In the meantime, mega asset manager State Street is forecasting 50bp of cuts as early as June, a very aggressive call against the current sentiment with June cutting odds still close to a 50–50 coin flip. Contrasting that call against Apollo’s belief that the Fed might not even cut in 2024, and it’s safe to say that the current market opinion on the Fed is as divided as ever.

Equities flip-flopped, with the SPX falling >1% in a hurry from peak-to-trough, causing trader chatters of whether someone has been made aware of today’s CPI print ahead of time. Prices slowly regained ground and accelerated into the NY close, with the SPX managing to hold its 200d MA again, and traders likely well-positioned (either way) into the inflation print.

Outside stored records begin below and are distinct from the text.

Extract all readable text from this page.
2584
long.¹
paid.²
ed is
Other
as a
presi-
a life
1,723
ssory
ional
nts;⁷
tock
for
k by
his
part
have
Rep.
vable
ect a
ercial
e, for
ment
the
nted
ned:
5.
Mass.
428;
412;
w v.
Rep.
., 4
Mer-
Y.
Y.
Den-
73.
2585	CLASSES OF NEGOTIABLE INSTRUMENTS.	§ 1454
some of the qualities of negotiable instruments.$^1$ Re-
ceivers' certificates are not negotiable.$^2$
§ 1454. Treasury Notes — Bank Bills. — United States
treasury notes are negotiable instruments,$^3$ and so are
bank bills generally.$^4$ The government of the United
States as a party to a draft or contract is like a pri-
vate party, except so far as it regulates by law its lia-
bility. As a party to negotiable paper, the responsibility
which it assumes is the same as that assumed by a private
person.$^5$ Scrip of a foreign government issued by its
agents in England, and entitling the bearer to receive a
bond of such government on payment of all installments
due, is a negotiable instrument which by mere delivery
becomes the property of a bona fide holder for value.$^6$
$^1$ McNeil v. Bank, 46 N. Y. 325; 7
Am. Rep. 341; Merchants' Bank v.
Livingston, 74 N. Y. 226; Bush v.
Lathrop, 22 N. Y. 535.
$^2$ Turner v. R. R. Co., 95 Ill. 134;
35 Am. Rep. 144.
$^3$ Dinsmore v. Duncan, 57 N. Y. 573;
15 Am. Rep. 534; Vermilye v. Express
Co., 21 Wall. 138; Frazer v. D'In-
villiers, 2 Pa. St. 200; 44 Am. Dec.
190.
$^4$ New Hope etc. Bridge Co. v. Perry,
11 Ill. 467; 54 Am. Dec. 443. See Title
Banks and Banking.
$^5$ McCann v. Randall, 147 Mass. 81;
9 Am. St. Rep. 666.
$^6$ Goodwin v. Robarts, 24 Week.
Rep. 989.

Prices are at a trading at important technical levels across many asset classes, with the SPX hovering and so-far holding its 200D MA, 2yr yields holding the YTD top at around 4.80%, and even the USDJPY is holding the 2yr high at ~152 as the BoJ felt compelled to reup it’s hawkish commentary lately (UEDA: WANT TO EVENTUALLY MOVE TO CUT BACK JGB HOLDINGS). While we have no particular view on the CPI print, we would like to think that traders are relatively well hedged at this point, and it’s rare for asset classes to simultaneously break out of so many important technical levels concurrently, so we would have a small bias that the print is close enough to consensus to allow assets to maintain their current trend. Famous last words, perhaps, but let’s see where things come in in 12 hours time. Good luck!